To add insult to injury, the Bishop in question further exacerbated the issue by telling details of my story from the pulpit in sacrament meeting. He did not say my name but gave enough information that many in the ward knew it was me. Sharing my personal sins and perceived lies to the entire ward further left me with feelings of disdain and distrust for all Church authority.
At age 20, while on my mission, my mission president, during a priesthood interview asked me if I masturbated. I informed him that I did from time to time but was trying to control it. He then asked if I had any same sex attraction feelings which I informed him that I did. He proceeded to tell me that he was sending me to LDS social services, threatened to send me home if it continued and advised me he would be transferring me the next transfer. He sent me to the predominantly gay community in our mission with another companion who struggled with the same issues. Fortunately, we did not engage in any activities, but the temptation was real and the exposure was cruel and inhumane. Further leading to disdain and distrust of Church leadership.

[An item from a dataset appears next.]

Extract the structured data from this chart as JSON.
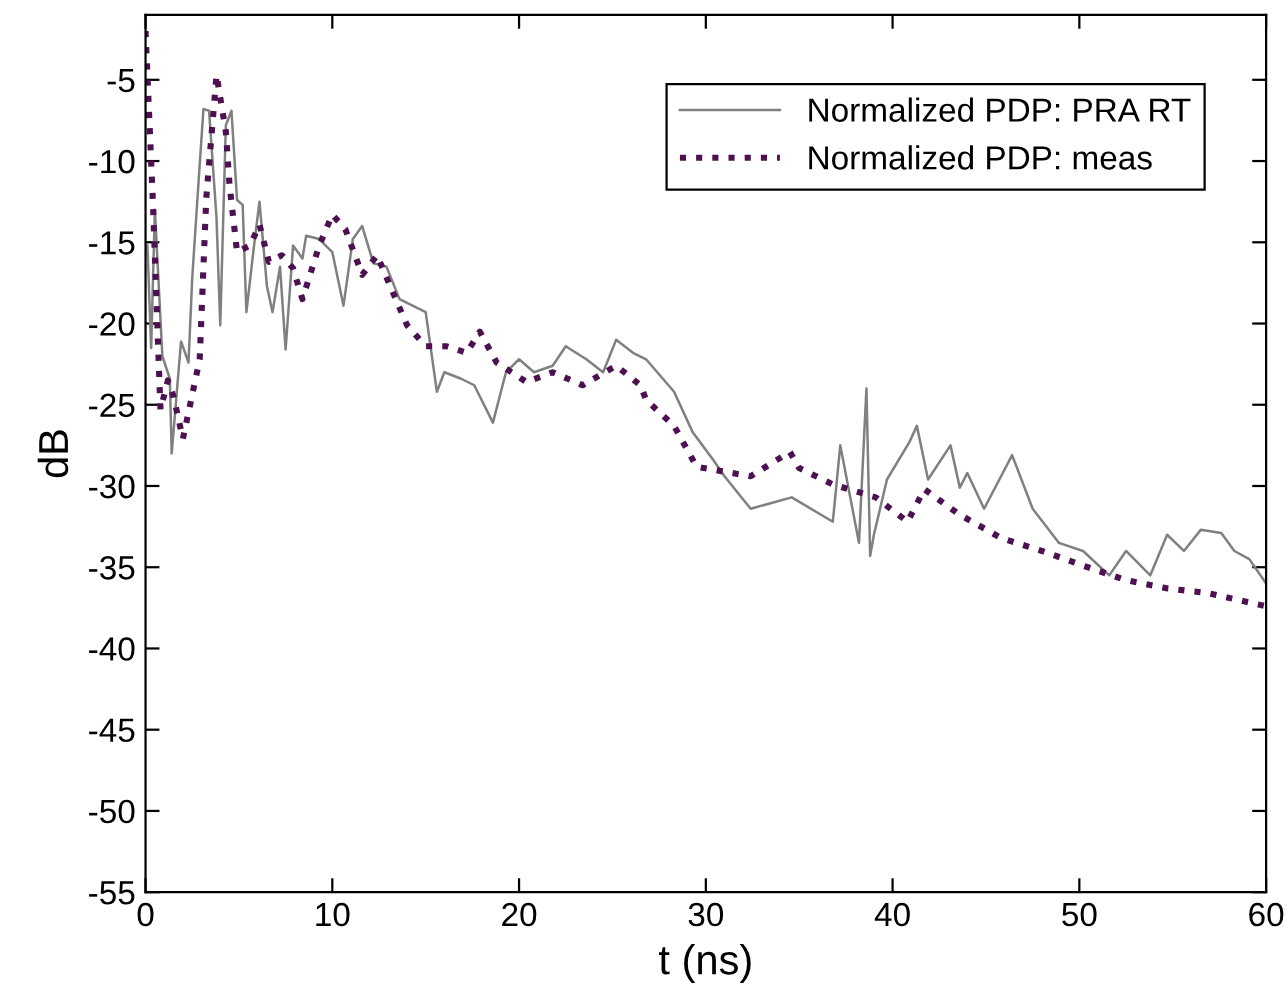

Recently, as an grown adult, I decided to come clean with my wife and bishop about my pornography and masturbation addiction and participate in the Church’s Addiction Recovery Program. Which has been helpful. Prior to entering Ward Council I mentioned to the members in the hall that I had been with the Bishop the night previous (in passing conversation). During Ward Council my Bishop announced that he met with a male member of the ward the night before and was appalled to have another member of the ward addicted to pornography. Now the whole ward council knew of my personal and private sins and challenges. This further supports my disdain and distrust of Church leadership.
It is only through years and years and thousands of dollars of therapy and my burning testimony of the Book of Mormon and of Jesus Christ and the principle of forgiveness that I continue to participate in the Church. But I assure you that the policy of one-on-one interviews, the lack of appropriate training, the lack of confidentiality, the cover-ups and lies and deceit by the Church of Jesus Christ of Latter Day Saints have caused me and my family unbelievable damage and harm and the promises of a covenant family and trusted leadership did NOT apply to me. I suffered with shame and guilt my entire life and still do to this day. I have seriously considered suicide on many occasions and have witnessed the suicide and destruction of many of my friends from my childhood who did not survive the abusive situations created.
I further had to endure the extreme disappointment of Church leaders that informed me that if I just went on a mission, was faithful and married in the temple my gay feelings would go away and I would be “healed”. This is not a reality. The impacts of a bishop’s inappropriate interview and a scout leader’s selfish desires have left a dent in my soul that can only be fixed by the Atonement of Jesus Christ at some point in the future. But for now, it is a struggle that the Church created and yet punishes me for non-compliance to the standards they “claim” to support. The hypocrisy is disheartening and devastating.
I am advocating against the Church’s one-on-one policy and explicit sexual questioning so that my children do not have to experience the same pain that I did and continue to experience today. I would not be a good and faithful father and a good steward of these Spirits if I did not fight against such poor practices by my chosen Church.